The investigations on materials analysis of the thermal deformation and the resulting glass morphology and dimensional accuracy are considered in order to characterise the process limits and phenomena. In addition, the entire range of glass structures, ranging from open-pored to closed-melt configurations, could be analysed for the first time. In general, it has been determined that the characteristic vitrification strands are a consequence of the volume energy density and the process-related line-like energy input. Furthermore, it has been shown that these strands are formed independently of the laser-beam diameter, yet that they vary in shape and size. This indicated that the characteristics of the resultant vitrification strands depend on the HAZ resulting from the setting parameters. Broad HAZs and therefore large beam diameters result in a broad and homogeneous surface morphology and therefore high component densities. Conversely, the smaller laser-beam diameters lead to the formation of small HAZs, consequently resulting in filigree vitrification strands. This, in turn, results in low component densities. However, it should be noted that these beam diameters do not permit the creation of a commercial dense glass micro structure, but they do permit component densities ρ_rel > 90%. In principle, a component density range of ρ_rel = 37.8…94.2% is possible.

This research contributes to the overall understanding of the producible glass morphology and the process limitations of the PBF-LB process. The study provides insights into the effects of varying laser-beam diameter and energy density on the glass morphology, component density, and dimensional accuracy.

6. Outlook

The following investigations will focus on optimising dimensional accuracy through reverse engineering, mechanical and thermal post-processing, or laser-based processing of the individual layers. The utilisation of statistical evaluation methodologies will facilitate the optimisation of process parameters, thereby enhancing the quality of components and investigating their long-term stability.

Furthermore, the resulting PBF-LB manufactured components will be examined with regard to their segregation behaviour, the achievable nanoporosity and bimodal pore distribution, as well as their mechanical stability.
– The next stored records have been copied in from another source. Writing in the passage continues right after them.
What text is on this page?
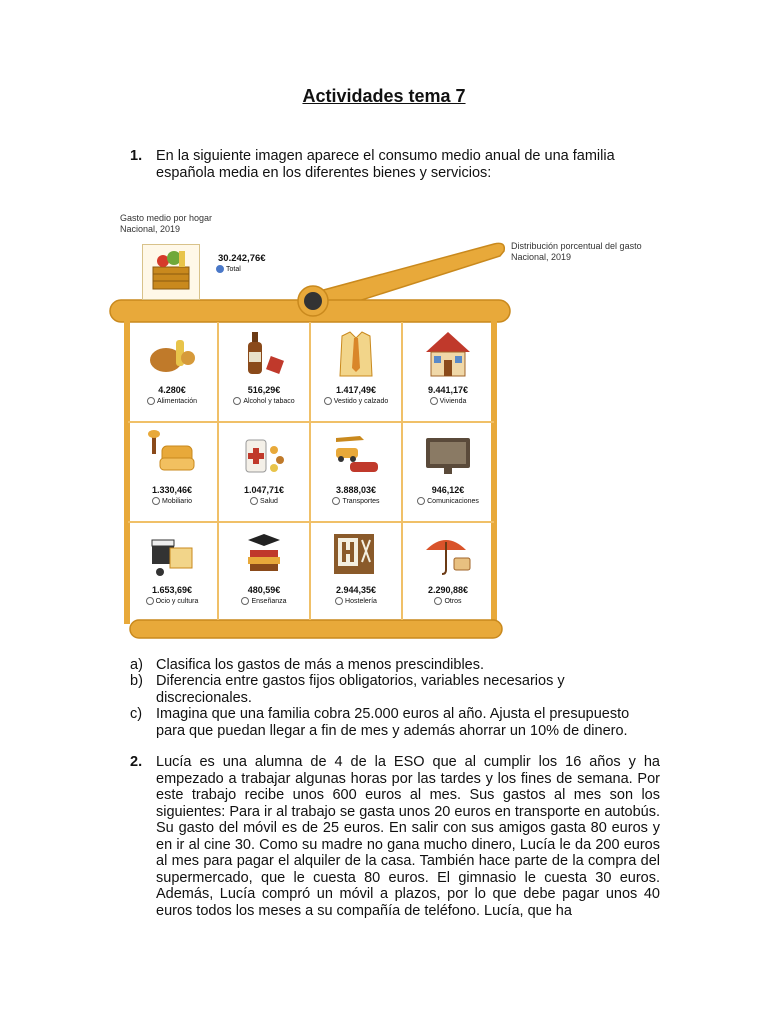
Actividades tema 7
1. En la siguiente imagen aparece el consumo medio anual de una familia española media en los diferentes bienes y servicios:
Gasto medio por hogar
Nacional, 2019
Distribución porcentual del gasto
Nacional, 2019
30.242,76€
Total
4.280€
Alimentación
516,29€
Alcohol y tabaco
1.417,49€
Vestido y calzado
9.441,17€
Vivienda
1.330,46€
Mobiliario
1.047,71€
Salud
3.888,03€
Transportes
946,12€
Comunicaciones
1.653,69€
Ocio y cultura
480,59€
Enseñanza
2.944,35€
Hostelería
2.290,88€
Otros
a) Clasifica los gastos de más a menos prescindibles.
b) Diferencia entre gastos fijos obligatorios, variables necesarios y discrecionales.
c) Imagina que una familia cobra 25.000 euros al año. Ajusta el presupuesto para que puedan llegar a fin de mes y además ahorrar un 10% de dinero.
2. Lucía es una alumna de 4 de la ESO que al cumplir los 16 años y ha empezado a trabajar algunas horas por las tardes y los fines de semana. Por este trabajo recibe unos 600 euros al mes. Sus gastos al mes son los siguientes: Para ir al trabajo se gasta unos 20 euros en transporte en autobús. Su gasto del móvil es de 25 euros. En salir con sus amigos gasta 80 euros y en ir al cine 30. Como su madre no gana mucho dinero, Lucía le da 200 euros al mes para pagar el alquiler de la casa. También hace parte de la compra del supermercado, que le cuesta 80 euros. El gimnasio le cuesta 30 euros. Además, Lucía compró un móvil a plazos, por lo que debe pagar unos 40 euros todos los meses a su compañía de teléfono. Lucía, que ha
In order to achieve a more comprehensive understanding of the interaction mechanisms between glass powder and laser radiation, further in situ measurement methods must be developed. In particular, it is necessary to quantify the HAZ and its correlation to the resulting glass strands using high-resolution imaging measurement methods. Furthermore, the characteristics of the resulting crystalline and amorphous phases of the emerging glass structure will be investigated.